La visite commence par le temple de Quetzalcoatl, le serpent a plume, dieu de l'etoile du matin. Superbement reconstitue, le temple fait apparaitre de nombreuses tetes sculptees, et plusieurs corps de serpent. De la commence l'avenue des morts, artere principale de la cite en ruine, qui mene a la pyramide de la lune. Avant d'y parvenir, on longe la pyramide du soleil, la plus grande d'Amerique. Enfin, pas certain qu'elle ait ete dediee au soleil. Elle eaurait ete un temple au dieu de l'eau : Tlaloc, selon le sdernieres theories. Presque 100m de haut, l'ascencion est difficile, surtout pour Fabrice, sujet au vertige, mais qui arrivera fierement au sommet. En redescendant, nous sommes assaillis par les vendeurs ambulants. Fabrice et Monica s'offrent une superbe nappe carrelle multicolore, qui ravira leur salon encore trop nu. C'est en repartant de la pyramide que j'ai le plus ressenti l'emotion du site. Le lieu etait le coeur de l'Amerique Centrale pendant le premier millenair. Leur reseau commercial s'etendait des mayas guatemalteques jusqu'aux rives du Colorado en Arizona, d'ou etaient importees les pierres turquoises. On se demande comment ont ete baties des pyramides aussi massives. Et puis le vent souffle... Vraiment un lieu magique !

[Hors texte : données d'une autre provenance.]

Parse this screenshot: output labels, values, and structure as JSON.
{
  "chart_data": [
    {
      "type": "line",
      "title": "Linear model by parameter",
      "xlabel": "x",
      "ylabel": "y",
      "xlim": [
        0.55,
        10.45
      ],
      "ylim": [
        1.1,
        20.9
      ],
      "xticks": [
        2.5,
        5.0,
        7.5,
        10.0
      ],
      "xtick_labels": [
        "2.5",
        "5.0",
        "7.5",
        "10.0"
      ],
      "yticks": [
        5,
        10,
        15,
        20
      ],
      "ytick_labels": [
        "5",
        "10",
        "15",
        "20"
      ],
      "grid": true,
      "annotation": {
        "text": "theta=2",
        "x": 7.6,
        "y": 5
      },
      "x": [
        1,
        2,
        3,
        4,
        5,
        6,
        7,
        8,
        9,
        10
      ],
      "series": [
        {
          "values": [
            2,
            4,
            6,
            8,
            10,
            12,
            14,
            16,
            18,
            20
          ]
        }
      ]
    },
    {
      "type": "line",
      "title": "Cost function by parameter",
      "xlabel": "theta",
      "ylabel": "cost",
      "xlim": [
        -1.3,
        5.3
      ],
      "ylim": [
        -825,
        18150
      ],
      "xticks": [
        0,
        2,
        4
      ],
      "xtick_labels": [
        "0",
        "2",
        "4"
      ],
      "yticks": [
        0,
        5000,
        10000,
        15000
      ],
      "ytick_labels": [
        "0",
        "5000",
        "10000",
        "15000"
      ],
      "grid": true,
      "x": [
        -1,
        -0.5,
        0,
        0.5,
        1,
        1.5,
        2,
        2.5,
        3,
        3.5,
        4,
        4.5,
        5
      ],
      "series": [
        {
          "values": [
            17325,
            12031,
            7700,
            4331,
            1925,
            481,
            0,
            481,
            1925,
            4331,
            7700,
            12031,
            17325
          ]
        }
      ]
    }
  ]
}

Et si certes la pizza que nous devorons en ville a peine sortis du site n'est pas des meilleures, vous nous avez fait decouvrir de superbes restaux, comme le gargantuesque Don Taco, cette jolie creperie bretonne, ou la pizza argentine que nous avons mange avec Irma et Octavio. Bref, on s'est regale, de vos plats, de votre amitie. Un sejour qu'on n'est pas prets d'oublier. Merci a vous Monica et Fabrice !

lundi 15 mars 2010

Oiser a Oaxaca

Huit heures de bus, c'est penible, surtout quand le regard est irresistiblement attire vers un navet pas possible a la tele, du genre Iron Man. Mais quand on arrive a s'arracher a la malediction, c'est la magie du paysage qui reprend ses droits. Ainsi, pour aller a Oaxaca, des montagnes envahies de cactus hauts comme des arbres nous ont donne l'impression de traverser un immense decor de western...
A Oaxaca, on se sent tout de suite bien. Sur une place, des vendeurs de ballons baudruche disparaissent derriere Mickey, Shrek et Dora l'Exploratrice. Sur une autre, des vendeurs d'artisanat jouent aux attrape-touristes. Plus loin, le musee de photographie presente une superbe exposition (gratuite) de George Miller, un Americain qui a photographie le Mexique des annees 1960. Un soir, nous decouvrons un marche aux livres d'occasion. Le lendemain, des jeunes dansent le hip-hop sur un bout de trottoir. Le jour suivant encore, nous allons ecouter un concert de guitare et percussions dans le patio a l'air libre du musee d'art local. Au hasard de nos balades, nous decouvrons la bibliotheque ancienne de Oaxaca, installee dans l'ex-couvent franciscain. Si les vieux murs peints offrent un ecrin magnifique aux 24 000 volumes gardes sur les etageres, les dorures de l'eglise attenante sont tout bonnement a couper le souffle. Difficile de comprendre comment un decor aussi charge parvient malgre tout a etre si beau. La genealogie du Christ, sculptee sur la voute a l'entree, nous impressionne particulierement.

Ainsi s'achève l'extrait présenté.